Perspektive Deutsches Kino: Zwei Kölner Regisseurinnen erzählen im Dokumentarfilm „Draußen“ von den Schätzen der Obdachlosen.

Im Wohnzimmer von Elvis sieht es tiptop aus. Die Musiksammlung ist sortiert, das Bett gemacht, jedes Ding hat seinen Platz. Ein Griff und der Stetson sitzt auf dem Kopf. Nur, dass der grauhaarige Cowboy mit den Totenkopfringen unter einer Autobahnbrücke lebt. „Ich habe Ordnung im Blut, seit ich im Heim aufwuchs“, sagt er. Sein größter Schatz sind seine geliebten Elvis-Alben.

Was haben die, die nicht einmal vier Wände haben? Das ist die Frage, mit der sich die Kölner Regisseurinnen Johanna Sunder-Plassmann und Tama Tobias- Macht dem Thema Obdachlosigkeit nähern. Sonst ist es Gegenstand von Sozialreportagen, die die auf der Straße Gestrandeten als Opfer zeigen. In „Draußen“ ist das anders. Da sind Matze, Peter, Sergio und Elvis nicht die von der Gesellschaft aussortierten Penner. Da sind sie stolz genug, um Sätze wie „Ich möchte nicht anders leben“ zu sagen. Da sind sie Helden, auch wenn Tobias-Macht sie doch lieber „Antihelden“ nennt.

Elvis-CDs, Hut, Cowboystiefel entwickeln in der starken Dokumentation, die in der Perspektive Deutsches Kino läuft, ein Eigenleben. Genauso wie das Fahrtenbuch und die Machete von Matze, der überall in Deutschland unter Tarnfleckfolie im Wald campiert und Zweige für sein Lager abschlägt. Oder der Schottenrock und das abgegriffene Jugendfoto von Peter, das ihn als strahlenden Karnevalsprinzen zeigt.
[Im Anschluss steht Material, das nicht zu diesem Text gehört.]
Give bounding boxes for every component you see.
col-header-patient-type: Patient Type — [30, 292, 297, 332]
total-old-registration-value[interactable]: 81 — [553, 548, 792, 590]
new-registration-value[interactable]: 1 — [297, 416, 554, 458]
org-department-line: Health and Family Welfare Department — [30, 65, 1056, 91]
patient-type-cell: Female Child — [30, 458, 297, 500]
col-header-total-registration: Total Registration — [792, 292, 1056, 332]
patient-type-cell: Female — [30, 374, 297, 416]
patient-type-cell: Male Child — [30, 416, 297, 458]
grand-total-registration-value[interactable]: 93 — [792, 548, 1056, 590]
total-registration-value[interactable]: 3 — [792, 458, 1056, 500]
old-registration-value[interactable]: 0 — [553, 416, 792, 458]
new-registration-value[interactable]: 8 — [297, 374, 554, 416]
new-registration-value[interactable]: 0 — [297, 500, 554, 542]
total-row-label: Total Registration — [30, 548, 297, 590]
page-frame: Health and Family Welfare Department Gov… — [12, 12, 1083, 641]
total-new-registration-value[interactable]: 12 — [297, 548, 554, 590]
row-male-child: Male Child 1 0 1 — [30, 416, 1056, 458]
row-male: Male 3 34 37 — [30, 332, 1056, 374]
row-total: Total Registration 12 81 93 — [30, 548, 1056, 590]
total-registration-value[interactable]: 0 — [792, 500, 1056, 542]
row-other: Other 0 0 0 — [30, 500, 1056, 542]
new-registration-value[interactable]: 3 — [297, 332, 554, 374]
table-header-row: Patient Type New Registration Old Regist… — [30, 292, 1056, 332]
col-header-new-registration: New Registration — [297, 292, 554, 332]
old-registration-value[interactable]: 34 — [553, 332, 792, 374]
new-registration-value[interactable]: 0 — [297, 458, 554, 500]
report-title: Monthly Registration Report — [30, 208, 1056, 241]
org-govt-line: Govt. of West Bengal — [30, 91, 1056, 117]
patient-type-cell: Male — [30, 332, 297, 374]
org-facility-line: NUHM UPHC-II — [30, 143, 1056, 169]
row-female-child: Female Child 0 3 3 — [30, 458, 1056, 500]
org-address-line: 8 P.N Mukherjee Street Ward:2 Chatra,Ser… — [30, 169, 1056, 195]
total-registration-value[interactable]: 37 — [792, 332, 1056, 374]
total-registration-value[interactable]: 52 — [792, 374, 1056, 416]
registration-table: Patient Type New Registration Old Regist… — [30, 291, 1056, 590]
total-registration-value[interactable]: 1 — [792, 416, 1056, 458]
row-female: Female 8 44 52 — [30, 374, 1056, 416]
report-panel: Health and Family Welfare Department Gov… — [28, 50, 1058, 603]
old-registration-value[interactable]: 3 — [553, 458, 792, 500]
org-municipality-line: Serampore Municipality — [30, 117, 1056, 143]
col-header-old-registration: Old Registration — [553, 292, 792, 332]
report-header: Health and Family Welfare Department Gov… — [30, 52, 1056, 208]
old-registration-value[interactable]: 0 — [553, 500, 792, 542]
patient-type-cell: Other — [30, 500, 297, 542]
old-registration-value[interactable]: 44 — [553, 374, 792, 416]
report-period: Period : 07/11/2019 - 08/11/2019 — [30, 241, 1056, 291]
Die Habseligkeiten werden zur Installation

Die Regisseurinnen arrangieren die Dinge räumlich, binden sie an Fäden, stellen sie hin, hängen sie an Wände, an Bäume und beleuchten sie dramatisch wie eine theatralische Installation. Jeder Schlafplatz der vier Protagonisten erfährt in einer Nachtszene (Kamera: Sophie Maintigneux) diese artifizielle Metamorphose zum musealen Stillleben.
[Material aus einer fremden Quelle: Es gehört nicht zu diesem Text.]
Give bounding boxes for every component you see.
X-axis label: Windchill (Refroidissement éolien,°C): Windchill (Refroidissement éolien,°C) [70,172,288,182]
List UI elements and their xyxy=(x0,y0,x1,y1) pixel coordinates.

Die Regisseurinnen. Tama Tobias-Macht und Johanna Sunder-Plassmann (r.).
Die Regisseurinnen. Tama Tobias-Macht und Johanna Sunder-Plassmann (r.).

© Thekla Ehling/Unafilm

Sofort drängt sich angesichts dieser Ästhetisierung von Armut die Frage auf, ob das moralisch zulässig ist. Ein Einwand, der für die Mittdreißigerinnen, die beide ein Filmstudium an der Kölner Kunsthochschule für Medien absolviert haben, nicht zieht. Sicher stellten sie die Habseligkeiten der Obdachlosen aus, sagt Tama Tobias-Macht, die, bevor sie 2005 der Liebe wegen nach Deutschland kam, in ihrer Heimatstadt Jerusalem Fotografie studierte. „Aber das macht deren Leben ja nicht weniger schwer.“ Tatsächlich ist die Verlorenheit des aus Kasachstan stammenden Ex-Knackis und Junkies Sergio nicht geschönt, nur weil er es selber mit lakonischem Lächeln erzählt. Johanna Sunder-Plassmann berichtet, dass ihren Protagonisten die Idee, ihr Leben über ihre wenigen Besitztümer zu erzählen, sofort gut gefallen hat. „Keiner hat sich über das eher intellektuelle Konzept gewundert, es hat ihnen sofort gefallen.“

Ein Jahr hat die Suche nach den Protagonisten gedauert, in deren Verlauf die Frauen viele Besuche und lange Gespräche ohne Kamera in Kölner Anlaufstellen für Obdachlose geführt haben. Die hätten häufig negative Erfahrungen mit Reportern gemacht, die die Armen besonders zur Weihnachtszeit als Objekte ihrer rührseligen Geschichte missbrauchten, erzählen sie. Entsprechend kühl waren zuerst die Reaktionen der Betreuer und Betroffenen. „Und die Leute einfach auf der Straße anzuquatschen, funktioniert nicht“, sagt Sunder-Plassmann, die das nach ein paar Abfuhren schnell wieder aufgegeben hat. Bei dem Thema liegt der Verdacht ja auch nahe, dass es frei nach Susan Sontag nur darum geht, „das Leiden anderer zu betrachten“.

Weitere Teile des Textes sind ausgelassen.